If you have no idea what a Steinway is, here’s a short summary. A Steinway is a piano that sounds so good, most prestigious concert halls carry them. For example, the Esplanade Concert Hall has four Steinways that probably sound like God himself designed them.
Do any of the schools actually need the Steinways? And why 50 GRAND PIANOS, for —-‘s sake? Do any of them have concert halls as well designed as the one in the Esplanade?.. (A comment below pointed out that these may not be grand pianos, but upright pianos which are still double the price of a very good Yamaha upright. Thanks, Josephine!)
Here’s an idea: buy 50 pianos from a local company, and support a Singaporean business. Instead of China’s Lang Lang, brand the pianos with a local pianist’s name, and support a Singaporean musician (I randomly did a Google and found this lovely award-winning pianist, Abigail Sin).
Sing50 concert planners, JUST HOW HARD WAS IT TO THINK OF SOMETHING THAT ACTUALLY BOOSTS HOME-GROWN BUSINESSES AND MUSICIANS?
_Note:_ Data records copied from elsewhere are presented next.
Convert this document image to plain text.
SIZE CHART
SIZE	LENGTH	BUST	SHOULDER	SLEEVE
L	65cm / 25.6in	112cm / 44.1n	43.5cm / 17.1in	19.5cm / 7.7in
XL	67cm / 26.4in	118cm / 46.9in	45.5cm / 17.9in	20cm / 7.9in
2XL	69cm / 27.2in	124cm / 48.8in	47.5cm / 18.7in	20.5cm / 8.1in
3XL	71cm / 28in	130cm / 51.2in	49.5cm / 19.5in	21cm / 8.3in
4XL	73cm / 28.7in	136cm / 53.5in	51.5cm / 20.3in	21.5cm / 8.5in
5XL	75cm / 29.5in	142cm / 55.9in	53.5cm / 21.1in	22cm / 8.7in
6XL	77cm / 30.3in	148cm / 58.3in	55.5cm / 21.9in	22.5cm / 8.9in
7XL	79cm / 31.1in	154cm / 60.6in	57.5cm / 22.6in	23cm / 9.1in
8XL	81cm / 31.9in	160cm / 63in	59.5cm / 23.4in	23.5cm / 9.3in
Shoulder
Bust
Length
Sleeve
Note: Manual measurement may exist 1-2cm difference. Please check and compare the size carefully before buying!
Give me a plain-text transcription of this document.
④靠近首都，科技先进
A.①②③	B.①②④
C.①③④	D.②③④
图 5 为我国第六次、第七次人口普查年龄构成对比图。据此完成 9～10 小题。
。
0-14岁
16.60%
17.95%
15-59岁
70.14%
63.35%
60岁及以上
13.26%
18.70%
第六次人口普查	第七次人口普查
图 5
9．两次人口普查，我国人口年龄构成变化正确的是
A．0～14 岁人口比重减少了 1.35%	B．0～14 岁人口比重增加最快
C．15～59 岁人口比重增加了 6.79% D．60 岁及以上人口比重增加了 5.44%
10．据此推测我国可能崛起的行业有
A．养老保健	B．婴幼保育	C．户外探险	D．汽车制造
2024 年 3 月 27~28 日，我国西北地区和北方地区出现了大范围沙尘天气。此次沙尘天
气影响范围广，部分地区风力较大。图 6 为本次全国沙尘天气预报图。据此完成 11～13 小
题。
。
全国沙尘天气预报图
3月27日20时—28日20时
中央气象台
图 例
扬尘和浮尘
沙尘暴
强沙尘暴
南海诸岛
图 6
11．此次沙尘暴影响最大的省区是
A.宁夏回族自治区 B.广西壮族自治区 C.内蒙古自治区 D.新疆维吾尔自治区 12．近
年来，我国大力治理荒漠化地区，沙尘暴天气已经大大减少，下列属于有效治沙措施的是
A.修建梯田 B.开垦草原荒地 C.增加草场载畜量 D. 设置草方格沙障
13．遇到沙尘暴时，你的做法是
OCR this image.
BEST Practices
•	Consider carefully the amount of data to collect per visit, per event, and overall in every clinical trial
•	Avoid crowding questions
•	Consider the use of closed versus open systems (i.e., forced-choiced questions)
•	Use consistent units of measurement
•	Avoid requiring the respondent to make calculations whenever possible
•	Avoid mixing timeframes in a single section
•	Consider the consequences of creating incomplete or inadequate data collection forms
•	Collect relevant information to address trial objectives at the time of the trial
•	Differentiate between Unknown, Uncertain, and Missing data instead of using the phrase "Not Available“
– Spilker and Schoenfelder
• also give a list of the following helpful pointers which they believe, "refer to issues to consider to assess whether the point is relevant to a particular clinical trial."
(I’m a wee bit pissed off now, yes.)
OK, maybe I don’t have the complete picture, and maybe having Steinways in schools will actually help home-grown music. Somehow. But here’s the thing — home-grown musicians are making sacrifices and suffering for their art, and they’re only getting very minimal support for it.
The family that scrimps and saves just so their beloved daughter can study music — they could use S$1.3m.
The rock band that’s good enough to play at overseas festivals, but can’t because they have to work at their day jobs — they could use S$1.3m.
The entire local music industry that few people pay attention to — it could use S$1.3m.
It’s true that “home-grown music” is getting some funding. But S$1.3m is a huge pile of money to most Singaporeans, and getting 50 Steinways that will probably end up being underutilized just sucks. And where’s the remaining S$1m gonna come from? I HOPE MY TAX MONEY ISN’T GOING TOWARDS THAT.
Cost of 50 Steinway pianos is — S$26,000 x 50 = S$1,300,000
The fund currently has S$348,000.
Shortfall is — S$952,000.)
Let me make a point in a more civilized manner.
The general elections in Singapore are coming soon, and our social media feeds will soon be full of GE-relevant articles and essays. But discussions about politics shouldn’t just be contained to election periods. All of us need to be politically aware and active so that we don’t end up having shit like this our taxpayer monies misused, or having policies enacted that few of us actually are happy with.
Everything is political. If we appear apathetic about our politics, politicians can and will assume that they can get away with anything, because no one’s watching, and no one cares.
I hope the Sing50 concert planners do something to redeem themselves. If they have big budgets to play with, perhaps they could spend the money in ways that actually help the nation. Perhaps I should complain less and actually contribute more.
Ah, I’m a musician, perhaps I could play for the concert!
Oh. Sigh pie…
I realize that some of this money comes from well-intentioned individuals and private companies. Generosity is a lovely thing, and anyone who gives a gift from the heart should be lauded. I am not finding fault with these generous donors. If you’re someone who contributed to this fund with the intention of helping local music, thank you. There are just so many other better ways to support home-grown music, and that’s what gets my goat.
Let me be very clear about this, since some people seem to be misreading my writing. I’m not blaming the government for this. (The Sing50 concert people are the ones being a bit silly.) I’m implying that the power structures of our country allow for this kind of wastage, and that these structures exist because too many people are apathetic about politics. Everything is linked, but these links are very often invisible even to the people who use them.